There are better contemporary poets out there than Billy Collins, for example Yusef Komunyakaa. In his poem “Facing It” the image of the poet and veteran being "inside" the Vietnam War Memorial, looking at the visitors, is unforgettable. The language is simple but the images yield multiple meanings.
However, when I viewed his poetry reading on YouTube, the poet with the impossible name to pronounce or remember read his magnificent work in a flat tone – to an empty auditorium. I had to turn on 'caption' to understand him. Would I prefer to spend an evening out watching Komunyakaa or Collins? Collins, without a doubt.
Still, I would have preferred Collins to leave me with something I did not know before; but then again, Collins chastises his students for wanting to "tie a poem to a chair," ("Introduction to Poetry" 13) "beating it with a hose / to find out what it really means" (15-16). Collins' poems smile an ingratiating smile, and I release them from their ties and let them go. They wave and vanish. And I go back to reading Shakespeare.
Works Cited
Collins, Billy. Sailing Alone Around the Room. New York: Random House, 2002. Print.
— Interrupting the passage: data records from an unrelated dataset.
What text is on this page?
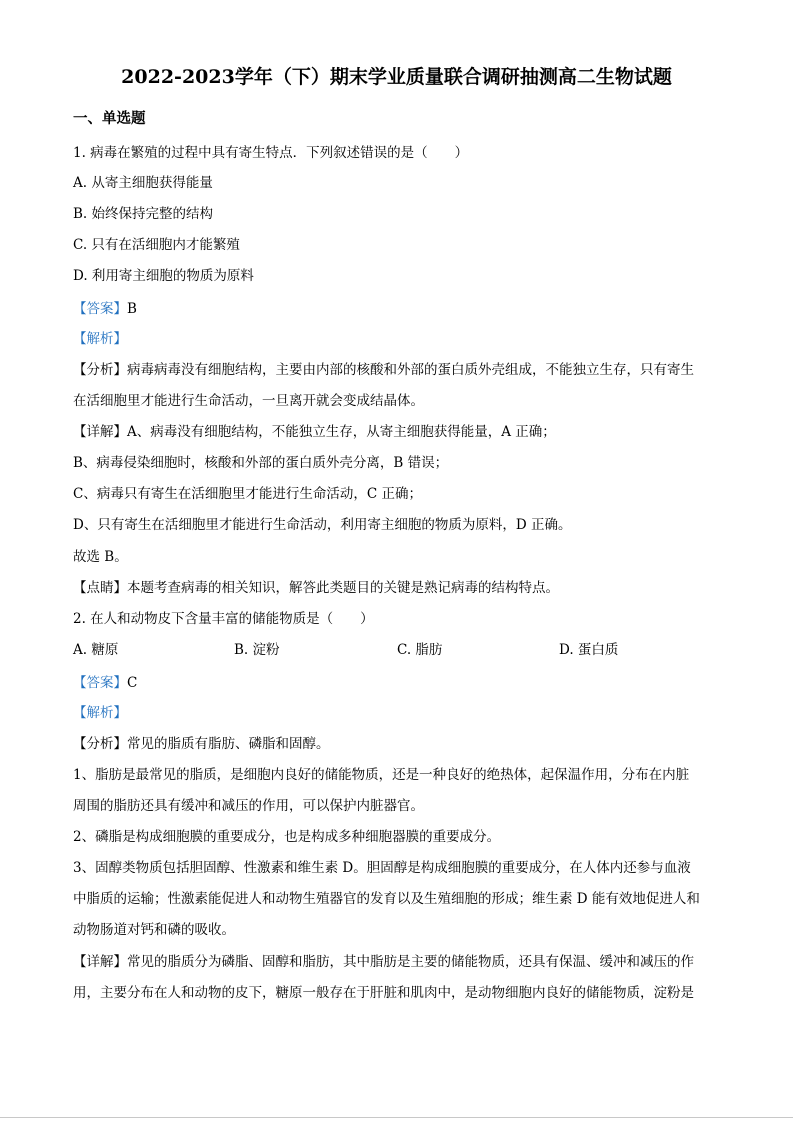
2022-2023学年（下）期末学业质量联合调研抽测高二生物试题
一、单选题
1. 病毒在繁殖的过程中具有寄生特点．下列叙述错误的是（　　）
A. 从寄主细胞获得能量
B. 始终保持完整的结构
C. 只有在活细胞内才能繁殖
D. 利用寄主细胞的物质为原料
【答案】B
【解析】
【分析】病毒病毒没有细胞结构，主要由内部的核酸和外部的蛋白质外壳组成，不能独立生存，只有寄生
在活细胞里才能进行生命活动，一旦离开就会变成结晶体。
【详解】A、病毒没有细胞结构，不能独立生存，从寄主细胞获得能量，A 正确；
B、病毒侵染细胞时，核酸和外部的蛋白质外壳分离，B 错误；
C、病毒只有寄生在活细胞里才能进行生命活动，C 正确；
D、只有寄生在活细胞里才能进行生命活动，利用寄主细胞的物质为原料，D 正确。
故选 B。
【点睛】本题考查病毒的相关知识，解答此类题目的关键是熟记病毒的结构特点。
2. 在人和动物皮下含量丰富的储能物质是（　　）
A. 糖原	B. 淀粉	C. 脂肪	D. 蛋白质
【答案】C
【解析】
【分析】常见的脂质有脂肪、磷脂和固醇。
1、脂肪是最常见的脂质，是细胞内良好的储能物质，还是一种良好的绝热体，起保温作用，分布在内脏
周围的脂肪还具有缓冲和减压的作用，可以保护内脏器官。
2、磷脂是构成细胞膜的重要成分，也是构成多种细胞器膜的重要成分。
3、固醇类物质包括胆固醇、性激素和维生素 D。胆固醇是构成细胞膜的重要成分，在人体内还参与血液
中脂质的运输；性激素能促进人和动物生殖器官的发育以及生殖细胞的形成；维生素 D 能有效地促进人和
动物肠道对钙和磷的吸收。
【详解】常见的脂质分为磷脂、固醇和脂肪，其中脂肪是主要的储能物质，还具有保温、缓冲和减压的作
用，主要分布在人和动物的皮下，糖原一般存在于肝脏和肌肉中，是动物细胞内良好的储能物质，淀粉是
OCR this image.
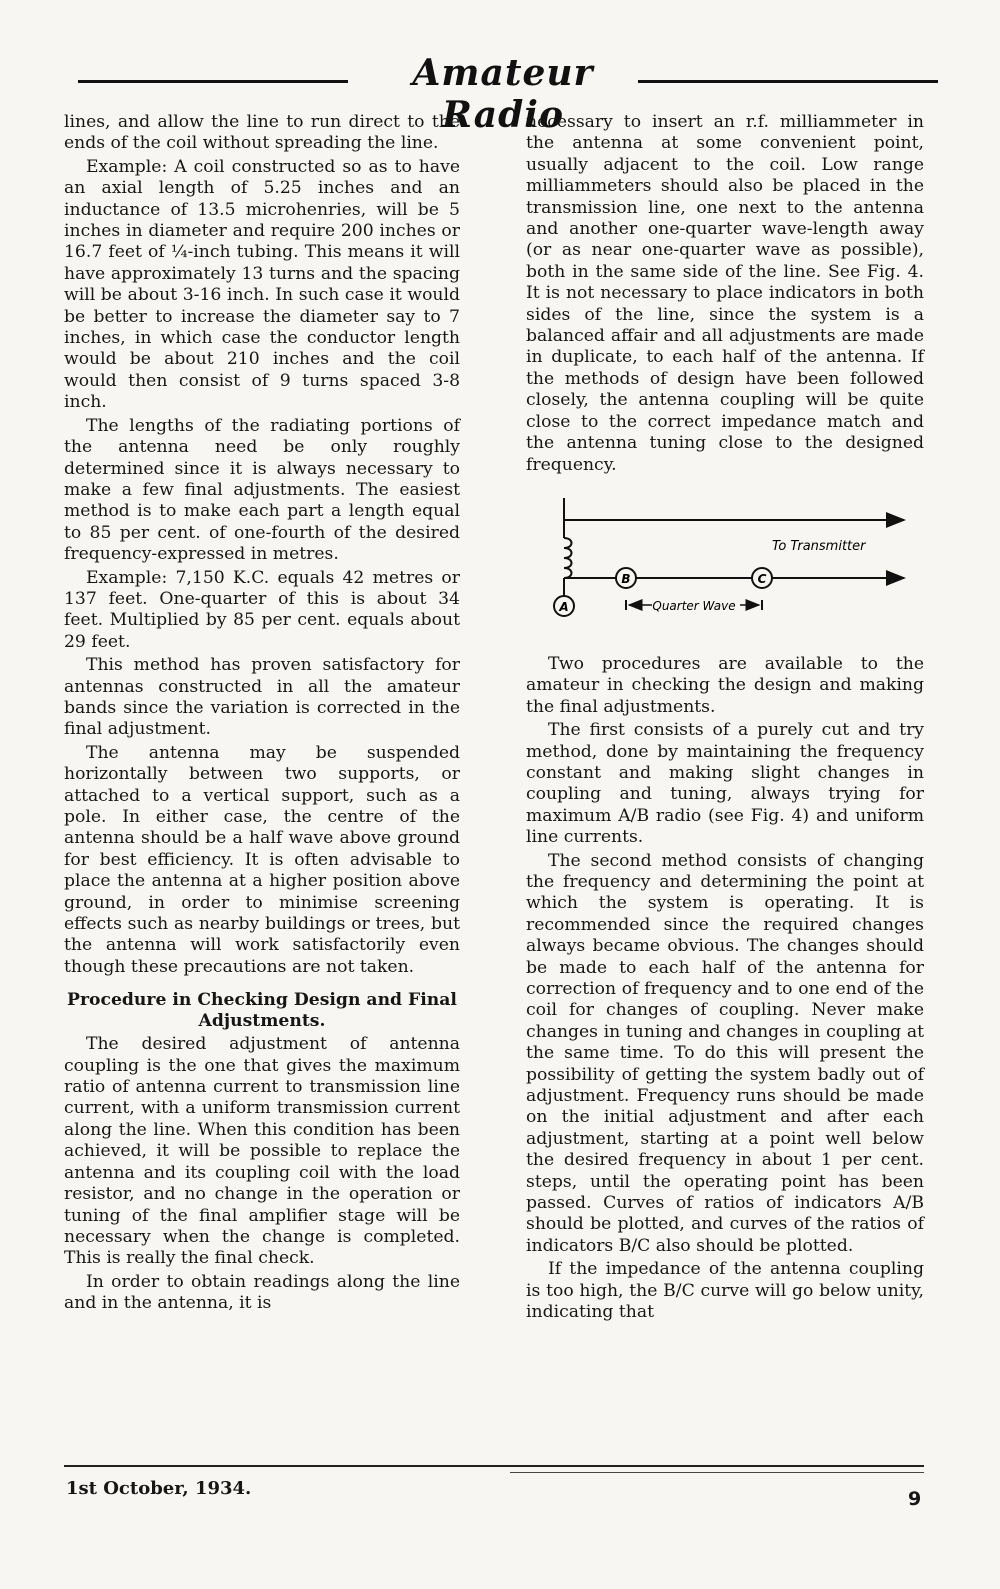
Amateur Radio

lines, and allow the line to run direct to the ends of the coil without spreading the line.

Example: A coil constructed so as to have an axial length of 5.25 inches and an inductance of 13.5 microhenries, will be 5 inches in diameter and require 200 inches or 16.7 feet of ¼-inch tubing. This means it will have approximately 13 turns and the spacing will be about 3-16 inch. In such case it would be better to increase the diameter say to 7 inches, in which case the conductor length would be about 210 inches and the coil would then consist of 9 turns spaced 3-8 inch.

The lengths of the radiating portions of the antenna need be only roughly determined since it is always necessary to make a few final adjustments. The easiest method is to make each part a length equal to 85 per cent. of one-fourth of the desired frequency-expressed in metres.

Example: 7,150 K.C. equals 42 metres or 137 feet. One-quarter of this is about 34 feet. Multiplied by 85 per cent. equals about 29 feet.

This method has proven satisfactory for antennas constructed in all the amateur bands since the variation is corrected in the final adjustment.

The antenna may be suspended horizontally between two supports, or attached to a vertical support, such as a pole. In either case, the centre of the antenna should be a half wave above ground for best efficiency. It is often advisable to place the antenna at a higher position above ground, in order to minimise screening effects such as nearby buildings or trees, but the antenna will work satisfactorily even though these precautions are not taken.

Procedure in Checking Design and Final Adjustments.

The desired adjustment of antenna coupling is the one that gives the maximum ratio of antenna current to transmission line current, with a uniform transmission current along the line. When this condition has been achieved, it will be possible to replace the antenna and its coupling coil with the load resistor, and no change in the operation or tuning of the final amplifier stage will be necessary when the change is completed. This is really the final check.

In order to obtain readings along the line and in the antenna, it is

necessary to insert an r.f. milliammeter in the antenna at some convenient point, usually adjacent to the coil. Low range milliammeters should also be placed in the transmission line, one next to the antenna and another one-quarter wave-length away (or as near one-quarter wave as possible), both in the same side of the line. See Fig. 4. It is not necessary to place indicators in both sides of the line, since the system is a balanced affair and all adjustments are made in duplicate, to each half of the antenna. If the methods of design have been followed closely, the antenna coupling will be quite close to the correct impedance match and the antenna tuning close to the designed frequency.

A
B	C
To Transmitter
Quarter Wave

Two procedures are available to the amateur in checking the design and making the final adjustments.

The first consists of a purely cut and try method, done by maintaining the frequency constant and making slight changes in coupling and tuning, always trying for maximum A/B radio (see Fig. 4) and uniform line currents.

The second method consists of changing the frequency and determining the point at which the system is operating. It is recommended since the required changes always became obvious. The changes should be made to each half of the antenna for correction of frequency and to one end of the coil for changes of coupling. Never make changes in tuning and changes in coupling at the same time. To do this will present the possibility of getting the system badly out of adjustment. Frequency runs should be made on the initial adjustment and after each adjustment, starting at a point well below the desired frequency in about 1 per cent. steps, until the operating point has been passed. Curves of ratios of indicators A/B should be plotted, and curves of the ratios of indicators B/C also should be plotted.

If the impedance of the antenna coupling is too high, the B/C curve will go below unity, indicating that

1st October, 1934.	9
“Biography Billy Collins.” PoetryFoundation.org. 7 Dec. 2013. Web.
“The Lanyard – Billy Collins” PBS.org/wgbh/PoetryEverywhere. 7 Dec. 2013. Web.
Szymborska, Wislawa. "Photograph from September 11.” PoetryFoundation.org. 7 Dec. 2013. Web.
Komunyakaa, Yusef. “Facing It.” The Discovery of Poetry: A Field Guide to Reading and Writing Poems. Ed. Frances Mayes. New York: Houghton Mifflin Harcourt Publishing Company, 2001. 107. Print.
“Poetry 180” loc.gov/poetry/180/180-list. 6 Sept. 2006. Web.